2025 n’est pas encore terminée, mais les chiffres laissent présager qu’elle sera encore plus lourde que 2024 en ce qui concerne les besoins pour les banques alimentaires. À Orléans, comme ailleurs, l’insécurité alimentaire atteint un niveau critique.
En 2017, la Banque d’alimentation d’Ottawa rapportait environ 300 000 visites annuelles. En 2022, le Rapport sur la faim de cette même banque faisait état qu’un ménage sur sept avait recours à une banque alimentaire. En 2024, on parle d’un ménage sur quatre.
Ces chiffres sont corroborés par Julie Perkins, gestionnaire de programmes au sein du Centre de ressources communautaires Orléans-Cumberland (CRCOC).
Selon Mme Perkins : « En 2024, on a vu environ 12 000 individus, soit 3425 familles. Cette année, à la fin octobre, on a déjà dépassé plus de 13 000 individus, ce qui représente 3728 familles. » Et l’année n’est pas terminée : « On va certainement frapper les 15 000 individus, si ce n’est pas 16 000, d’ici décembre. »
Même son de cloche du côté du Centre de compassion communautaire (CCC), sur le boulevard St-Joseph, un organisme engagé à servir également les personnes et les familles d’Orléans, celles appartenant particulièrement au secteur K1C d’Orléans, en se basant sur les codes postaux. Selon les chiffres obtenus auprès d’Amy Porteous (Tosh), la coordonnatrice des communications au sein du CCC à titre de bénévole, c’est plus de 11 500 familles qui ont ainsi été aidées au cours des 13 derniers mois par cet organisme mis sur pied en 2019 notamment par l’Église pentecôtiste communautaire.
Mais derrière toutes ces statistiques, il y a aussi des visages de femmes, d’hommes ou d’enfants qui ont faim. « Chaque fois que nous ouvrons nos portes, de nouvelles personnes s’inscrivent pour obtenir de l’aide en matière de sécurité alimentaire », constate Amy Porteous. « De nombreuses familles sont en difficulté et n’arrivent tout simplement pas à joindre les deux bouts, la nourriture devient alors leur priorité en matière d’aide. Avec les pressions exercées pour obtenir des logements abordables et l’augmentation du nombre d’immigrants dans la région, les besoins continuent de croître d’année en année », analyse celle qui reçut en 2021 le Prix d’excellence de l’Association des diplômés de l’Université d’Ottawa.
Nourriture, argent et bénévolat
De l’avis de Julie Perkins, la communauté d’Orléans est « super généreuse ». Selon elle, l’essentiel des dons alimentaires pour l’année est reçu entre octobre et décembre pour l’année à venir. Il y a un soutien évident de la communauté, que ce soit à travers les écoles ou via les pompiers, les services policiers et les propriétaires d’épicerie.

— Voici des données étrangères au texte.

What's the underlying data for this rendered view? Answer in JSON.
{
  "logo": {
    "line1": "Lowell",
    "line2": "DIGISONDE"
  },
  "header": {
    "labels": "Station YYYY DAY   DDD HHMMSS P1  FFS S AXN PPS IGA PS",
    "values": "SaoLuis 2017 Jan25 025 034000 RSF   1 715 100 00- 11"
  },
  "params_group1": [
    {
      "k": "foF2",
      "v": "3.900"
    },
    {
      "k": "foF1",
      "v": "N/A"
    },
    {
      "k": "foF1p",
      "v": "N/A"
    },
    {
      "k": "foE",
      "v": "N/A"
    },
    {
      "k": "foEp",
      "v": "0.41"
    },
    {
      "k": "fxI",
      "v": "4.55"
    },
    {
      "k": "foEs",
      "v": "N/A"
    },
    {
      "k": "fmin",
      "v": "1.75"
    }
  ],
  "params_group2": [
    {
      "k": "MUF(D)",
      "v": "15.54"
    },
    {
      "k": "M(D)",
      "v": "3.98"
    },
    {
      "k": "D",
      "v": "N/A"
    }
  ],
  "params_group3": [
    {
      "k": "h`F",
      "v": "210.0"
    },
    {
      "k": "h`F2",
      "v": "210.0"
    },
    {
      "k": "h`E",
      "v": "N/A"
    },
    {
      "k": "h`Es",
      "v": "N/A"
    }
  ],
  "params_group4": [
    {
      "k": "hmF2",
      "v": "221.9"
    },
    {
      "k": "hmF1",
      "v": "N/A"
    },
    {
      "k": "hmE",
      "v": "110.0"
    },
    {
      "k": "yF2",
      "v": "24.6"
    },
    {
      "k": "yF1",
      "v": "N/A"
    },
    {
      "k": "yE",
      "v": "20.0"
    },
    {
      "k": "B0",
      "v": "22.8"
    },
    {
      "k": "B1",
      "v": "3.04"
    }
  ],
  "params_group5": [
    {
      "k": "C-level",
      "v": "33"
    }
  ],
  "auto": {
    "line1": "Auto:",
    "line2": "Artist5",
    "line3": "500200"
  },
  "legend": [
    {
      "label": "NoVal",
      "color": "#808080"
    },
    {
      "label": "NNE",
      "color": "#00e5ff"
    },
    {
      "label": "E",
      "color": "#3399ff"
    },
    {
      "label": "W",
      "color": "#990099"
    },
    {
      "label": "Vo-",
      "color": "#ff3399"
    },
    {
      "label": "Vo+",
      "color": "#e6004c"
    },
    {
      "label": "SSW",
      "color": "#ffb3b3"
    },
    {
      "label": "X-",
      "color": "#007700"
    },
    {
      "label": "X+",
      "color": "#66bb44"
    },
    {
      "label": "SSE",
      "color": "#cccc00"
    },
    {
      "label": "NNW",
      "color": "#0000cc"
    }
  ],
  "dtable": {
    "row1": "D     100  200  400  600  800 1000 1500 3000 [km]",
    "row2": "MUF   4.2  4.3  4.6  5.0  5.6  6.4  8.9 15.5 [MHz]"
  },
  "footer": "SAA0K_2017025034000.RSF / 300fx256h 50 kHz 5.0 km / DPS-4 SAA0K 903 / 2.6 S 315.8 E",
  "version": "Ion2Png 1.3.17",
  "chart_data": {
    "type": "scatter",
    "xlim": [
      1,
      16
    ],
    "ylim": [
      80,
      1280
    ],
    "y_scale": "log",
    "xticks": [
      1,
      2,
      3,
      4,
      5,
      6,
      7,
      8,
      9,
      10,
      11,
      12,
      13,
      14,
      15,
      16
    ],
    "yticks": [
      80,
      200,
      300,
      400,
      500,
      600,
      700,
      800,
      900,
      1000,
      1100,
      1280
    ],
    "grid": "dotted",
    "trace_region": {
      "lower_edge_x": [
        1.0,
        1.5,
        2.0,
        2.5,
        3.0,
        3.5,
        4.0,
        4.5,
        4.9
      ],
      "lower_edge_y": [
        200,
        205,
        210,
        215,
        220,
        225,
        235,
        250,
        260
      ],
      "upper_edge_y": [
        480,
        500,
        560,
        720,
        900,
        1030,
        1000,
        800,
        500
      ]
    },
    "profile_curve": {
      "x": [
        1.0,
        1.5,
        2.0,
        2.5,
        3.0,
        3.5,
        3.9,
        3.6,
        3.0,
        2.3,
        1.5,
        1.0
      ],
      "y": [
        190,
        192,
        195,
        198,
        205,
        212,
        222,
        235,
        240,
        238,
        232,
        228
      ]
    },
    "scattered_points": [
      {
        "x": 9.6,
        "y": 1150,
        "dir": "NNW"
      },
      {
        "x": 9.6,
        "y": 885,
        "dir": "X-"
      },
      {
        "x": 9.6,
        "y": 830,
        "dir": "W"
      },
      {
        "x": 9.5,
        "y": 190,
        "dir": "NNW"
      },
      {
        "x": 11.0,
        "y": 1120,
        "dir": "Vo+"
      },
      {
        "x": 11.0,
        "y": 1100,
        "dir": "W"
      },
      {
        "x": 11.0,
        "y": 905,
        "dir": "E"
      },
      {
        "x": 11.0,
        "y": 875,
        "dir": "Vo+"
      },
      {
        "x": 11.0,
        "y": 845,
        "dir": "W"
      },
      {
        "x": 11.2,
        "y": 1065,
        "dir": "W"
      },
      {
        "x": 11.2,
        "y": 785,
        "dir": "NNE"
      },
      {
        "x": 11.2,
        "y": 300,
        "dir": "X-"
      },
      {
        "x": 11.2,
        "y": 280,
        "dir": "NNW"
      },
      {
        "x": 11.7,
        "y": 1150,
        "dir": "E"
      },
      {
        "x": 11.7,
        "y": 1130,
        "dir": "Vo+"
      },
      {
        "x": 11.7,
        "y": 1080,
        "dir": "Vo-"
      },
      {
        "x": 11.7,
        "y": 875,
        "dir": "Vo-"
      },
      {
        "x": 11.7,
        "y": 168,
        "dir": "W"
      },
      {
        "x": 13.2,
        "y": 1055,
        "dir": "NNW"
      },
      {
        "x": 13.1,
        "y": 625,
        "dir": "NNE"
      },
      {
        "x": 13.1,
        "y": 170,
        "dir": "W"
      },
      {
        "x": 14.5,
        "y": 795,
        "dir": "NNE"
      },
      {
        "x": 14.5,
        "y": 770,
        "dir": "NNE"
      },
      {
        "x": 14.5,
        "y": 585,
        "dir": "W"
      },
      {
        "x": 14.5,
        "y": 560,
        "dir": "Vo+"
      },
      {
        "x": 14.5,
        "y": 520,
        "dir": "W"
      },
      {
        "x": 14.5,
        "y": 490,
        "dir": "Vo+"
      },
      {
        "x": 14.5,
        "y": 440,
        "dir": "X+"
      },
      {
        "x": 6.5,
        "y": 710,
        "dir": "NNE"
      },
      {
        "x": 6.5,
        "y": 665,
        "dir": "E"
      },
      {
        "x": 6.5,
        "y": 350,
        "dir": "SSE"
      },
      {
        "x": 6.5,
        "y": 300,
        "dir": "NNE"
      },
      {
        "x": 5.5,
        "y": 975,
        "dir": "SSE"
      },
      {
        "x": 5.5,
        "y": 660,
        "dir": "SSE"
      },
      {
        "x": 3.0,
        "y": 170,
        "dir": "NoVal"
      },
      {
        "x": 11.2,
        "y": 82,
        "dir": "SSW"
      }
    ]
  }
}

Si les dons alimentaires demeurent essentiels, cela reste cependant insuffisant quand on souhaite proposer une nourriture saine et variée. « Quand on veut offrir des produits frais, c’est vraiment l’argent qu’il nous faut », précise Mme Perkins.
C’est d’ailleurs la raison de l’existence du programme de Noël 2025 comme l’explique son collègue Chad Chartrand, coordonnateur en communication et développement de fonds. Ce programme représente la plus importante collecte annuelle : « Les gens se sentent plus généreux dans le temps des fêtes, mais les besoins sont là 12 mois par année. »
La directrice du CRCOC, Jasmine Thibault tient à préciser que c’est le code postal qui permet de vérifier vers quelle banque alimentaire une personne doit être aiguillée. Mais surtout, avant de clore la rencontre qu’a eue L’Orléanais avec le triumvirat du CRCOC, celle-ci tient à rendre hommage au travail de son équipe et des bénévoles. « Notre équipe a beaucoup d’empathie. » À cela, il faut ajouter l’apport de la centaine de bénévoles qui fourmillent autour du CRCOC. « Le nombre d’heures de bénévolat réalisé équivaut à une équipe de six personnes à temps plein », assure la directrice reconnaissante.